The minimum and maximum R value was 179 and 272 MJ mm ha−1 h−1 years−1. K values was achieved using Eq. 5 and ranged from 0.32 to 0.44 t ha h MJ−1 ha−1 mm−1. LS-factor was derived using topography map, and the highest value was 55.235. The minimum and maximum C value was considered for forest and residential area, respectively. P-factor was considered as 1 in total area. Figure 8 shows soil loss in the study area.

Fig. 8
figure 8

Distribution of annual soil loss in the Kasilian watershed

Rain erosion rates are decreased from the northwest to the southeast of watershed. The increase in slope length results in the increased power water flow and leading to increase in erosion (Ranzi et al. 2012). Some researchers also have shown similar results such as Ranzi et al. (2012) and Prasannakumar et al. (2013) that have emphasized about effects of slope length on erosion. Vegetation cover is a very important obstacle against erosion, and conversion of natural resources to residential area will result in increase in erosion. Increase in the clay content will increase the adhesive between soil particles, and decrease in permeability and hydraulic conductivity causes increase in the shear stress and transition of soil. Soil erosion map in the study area showed that most of the area has low erosion level because most of the area covered with forests that prevent increase in erosion.

Degradation of natural resources especially dense forests will result in increase in erosion and soil transition (Zare et al. 2016b). The soil losses map shows that the soil losses in the study area is between 9 and 1022 ton/hectare/year and the highest value is related to pasture and the area with the poor vegetation cover.

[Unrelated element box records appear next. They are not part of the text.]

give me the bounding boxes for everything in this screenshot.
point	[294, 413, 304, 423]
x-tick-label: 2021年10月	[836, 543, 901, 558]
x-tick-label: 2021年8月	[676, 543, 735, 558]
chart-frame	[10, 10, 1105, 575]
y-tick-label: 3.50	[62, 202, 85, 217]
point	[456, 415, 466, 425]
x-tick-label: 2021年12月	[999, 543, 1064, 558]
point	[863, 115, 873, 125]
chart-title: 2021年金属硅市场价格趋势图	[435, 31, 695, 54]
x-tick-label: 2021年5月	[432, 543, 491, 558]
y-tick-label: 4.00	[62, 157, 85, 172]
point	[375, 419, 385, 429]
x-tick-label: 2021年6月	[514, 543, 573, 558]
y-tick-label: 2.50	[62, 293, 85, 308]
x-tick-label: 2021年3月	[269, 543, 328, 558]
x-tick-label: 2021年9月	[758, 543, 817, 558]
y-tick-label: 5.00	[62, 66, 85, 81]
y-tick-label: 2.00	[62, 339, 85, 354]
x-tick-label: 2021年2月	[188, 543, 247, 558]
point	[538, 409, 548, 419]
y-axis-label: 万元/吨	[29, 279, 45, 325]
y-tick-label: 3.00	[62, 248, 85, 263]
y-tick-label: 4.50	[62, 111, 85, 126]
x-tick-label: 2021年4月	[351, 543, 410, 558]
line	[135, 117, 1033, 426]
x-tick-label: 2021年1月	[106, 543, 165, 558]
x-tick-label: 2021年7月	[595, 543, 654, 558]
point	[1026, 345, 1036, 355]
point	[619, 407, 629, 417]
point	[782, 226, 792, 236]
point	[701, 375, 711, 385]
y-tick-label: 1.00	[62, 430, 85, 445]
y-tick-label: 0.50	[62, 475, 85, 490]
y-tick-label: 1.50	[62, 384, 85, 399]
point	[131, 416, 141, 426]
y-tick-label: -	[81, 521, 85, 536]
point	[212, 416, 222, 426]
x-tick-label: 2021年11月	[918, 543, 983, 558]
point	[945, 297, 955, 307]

Impact of land use change scenarios on soil loss

Future soil erosion and deposition at Kasilian watershed under five scenarios are displayed in Fig. 9.

Fig. 9
figure 9

Simulation of soil erosion risk for 2030

The mean of soil loss in simulated period shows in all of the scenarios, soil loss value was higher than basis period. The range of soil erosion change is 2–32% in all scenarios. Thirty percent decrease in demand scenario has the least soil loss in simulated period in such a way that the soil loss value under this scenario will be only 2% more than the basis period. Among all land use change scenarios, this is the most restrictive scenarios and it has the most management processes. Therefore, the amount of soil loss is near the basis period. Ten percent increase in land use demand scenario has the greatest difference in the soil loss with the basis period, and the amount of soil loss will have increased 32% until by 2030 (Fig. 10). Also, Mullan et al. (2012) and Paroissien et al. (2015) have emphasized the importance of land use management in soil loss.

Fig. 10
figure 10

Mean of soil loss in basis and simulated period

Conclusion

Increase and decrease in land use demand will change the soil loss. The results showed that scenario affects soil loss, but many scenarios did not have any effect on spatial soil erosion. Most of the changes occur in land use boundaries and monitoring in the process of watershed management and land use boundary can be effective in soil loss control. The results of this study have confirmed the role of monitoring processes under land use change scenarios. Among all RUSLE factors, climate and land use change have the most changes of all the other factors in future. In fact, climate change is a natural and unavoidable process and it is not under human control. Thus, if land use change can be controlled, despite future climate changes, soil loss will be controlled and even decreased to a large extent.